Postponement is more likely than outright cancellation, though the logistics involved would provide an immense challenge.

Could the Olympics be cancelled?

It's a near-unthinkable situation, but all options will remain on the table.

Hypothetically, the Olympics could be cancelled if countries apply serious pressure to Japan, but the authorities have been quick to quash any suggestion of a point-blank cancellation.

What have the IOC said?

A statement from 12th March said: "We remain absolutely in line with our Japanese hosts in our commitment to delivering a safe Olympic Games in July this year.

"At the same time, the world is facing challenges that are also impacting sport. But with 19 weeks before the Opening Ceremony of the Olympic Games Tokyo 2020, the many measures being taken now by authorities all around the world give us confidence and keep us fully committed to delivering Olympic Games that can bring the world together in peace."

What has Japan said?

Japan's Olympic Minister Seiko Hashimoto has shot down all talk of cancellation: "The IOC and the organising committee are not considering cancellation or a postponement — absolutely not at all.

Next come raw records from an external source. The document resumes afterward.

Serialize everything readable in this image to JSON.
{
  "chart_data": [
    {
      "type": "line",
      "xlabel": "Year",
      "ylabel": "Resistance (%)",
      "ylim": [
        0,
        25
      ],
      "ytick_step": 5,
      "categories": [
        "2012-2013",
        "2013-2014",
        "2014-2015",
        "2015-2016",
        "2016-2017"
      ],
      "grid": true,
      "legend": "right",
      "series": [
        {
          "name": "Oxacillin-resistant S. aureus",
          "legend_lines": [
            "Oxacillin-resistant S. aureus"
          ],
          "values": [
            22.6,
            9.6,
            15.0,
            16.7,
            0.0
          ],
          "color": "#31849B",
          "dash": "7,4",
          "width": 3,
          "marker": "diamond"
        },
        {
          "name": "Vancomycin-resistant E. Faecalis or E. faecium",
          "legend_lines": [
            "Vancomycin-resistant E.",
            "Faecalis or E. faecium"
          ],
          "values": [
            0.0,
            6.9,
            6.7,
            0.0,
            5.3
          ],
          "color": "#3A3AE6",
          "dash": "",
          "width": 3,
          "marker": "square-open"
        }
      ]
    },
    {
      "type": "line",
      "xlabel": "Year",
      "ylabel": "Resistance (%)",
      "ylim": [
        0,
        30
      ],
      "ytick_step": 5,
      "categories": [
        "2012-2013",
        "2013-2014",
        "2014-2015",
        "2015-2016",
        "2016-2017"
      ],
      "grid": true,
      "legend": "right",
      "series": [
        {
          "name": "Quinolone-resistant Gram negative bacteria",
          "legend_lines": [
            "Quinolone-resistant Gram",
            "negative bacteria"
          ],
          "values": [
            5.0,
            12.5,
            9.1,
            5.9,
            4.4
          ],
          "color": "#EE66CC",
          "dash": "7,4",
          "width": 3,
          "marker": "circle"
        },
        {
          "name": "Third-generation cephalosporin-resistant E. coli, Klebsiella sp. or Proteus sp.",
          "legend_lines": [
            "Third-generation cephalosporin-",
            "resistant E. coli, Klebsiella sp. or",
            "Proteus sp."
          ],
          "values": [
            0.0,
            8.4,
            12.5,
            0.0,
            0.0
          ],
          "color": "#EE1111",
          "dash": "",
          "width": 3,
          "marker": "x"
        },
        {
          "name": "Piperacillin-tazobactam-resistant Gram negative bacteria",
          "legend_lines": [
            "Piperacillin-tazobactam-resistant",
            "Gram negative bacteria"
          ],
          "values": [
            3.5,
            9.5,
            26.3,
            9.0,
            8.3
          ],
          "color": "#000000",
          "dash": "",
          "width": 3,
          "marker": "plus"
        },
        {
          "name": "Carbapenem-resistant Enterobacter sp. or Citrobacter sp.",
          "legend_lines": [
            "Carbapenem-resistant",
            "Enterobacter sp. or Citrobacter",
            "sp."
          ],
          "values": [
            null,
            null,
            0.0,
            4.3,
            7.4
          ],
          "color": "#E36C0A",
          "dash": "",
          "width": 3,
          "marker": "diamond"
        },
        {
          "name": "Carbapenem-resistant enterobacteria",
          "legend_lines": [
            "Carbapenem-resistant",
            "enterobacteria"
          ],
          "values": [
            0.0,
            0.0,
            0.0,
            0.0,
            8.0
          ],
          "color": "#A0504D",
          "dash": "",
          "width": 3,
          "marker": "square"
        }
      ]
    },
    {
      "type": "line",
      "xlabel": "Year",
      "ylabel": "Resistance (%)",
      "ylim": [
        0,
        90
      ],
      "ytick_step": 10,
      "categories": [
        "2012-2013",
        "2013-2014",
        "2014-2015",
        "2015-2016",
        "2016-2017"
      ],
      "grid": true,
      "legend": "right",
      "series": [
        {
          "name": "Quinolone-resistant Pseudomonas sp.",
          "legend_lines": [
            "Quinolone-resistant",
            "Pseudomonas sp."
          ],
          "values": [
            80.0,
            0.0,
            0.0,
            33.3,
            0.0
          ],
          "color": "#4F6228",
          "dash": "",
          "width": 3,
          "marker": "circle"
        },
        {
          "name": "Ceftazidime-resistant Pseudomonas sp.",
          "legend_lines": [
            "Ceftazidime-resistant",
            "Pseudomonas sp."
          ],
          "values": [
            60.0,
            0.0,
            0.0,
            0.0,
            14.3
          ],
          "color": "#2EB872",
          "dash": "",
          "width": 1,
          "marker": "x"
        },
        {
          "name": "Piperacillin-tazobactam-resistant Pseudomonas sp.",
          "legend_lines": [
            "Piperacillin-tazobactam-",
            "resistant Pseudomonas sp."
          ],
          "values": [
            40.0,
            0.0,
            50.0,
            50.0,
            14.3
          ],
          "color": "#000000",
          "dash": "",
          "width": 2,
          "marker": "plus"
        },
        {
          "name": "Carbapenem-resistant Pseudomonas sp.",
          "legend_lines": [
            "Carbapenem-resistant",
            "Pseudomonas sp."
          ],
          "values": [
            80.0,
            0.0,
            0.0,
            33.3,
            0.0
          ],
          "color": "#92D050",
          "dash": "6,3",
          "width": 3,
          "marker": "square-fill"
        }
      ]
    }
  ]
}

The President of the Organising Committee Yoshiro Mori said: "I am totally not considering this.

"The situation changes every day. It changes depending on the place. That’s why we need to respond in a flexible manner."

When asked about whether a further decision would be made in time, he replied: "I’m not God so I don’t know.”

What did Donald Trump say?

Trump became the first world leader to demand the Games be delayed.

In March, he said: "I would say maybe they postpone it for a year.

“I like that better than having empty stadiums all over the place.”

Just a day later, Trump tweeted: "Just had a great conversation with Prime Minister Abe of Japan.

"I told him that the just completed Olympic venue is magnificent. He has done an incredible job, one that will make him very proud.


"Good things will happen for Japan and their great Prime Minister. Lots of options!"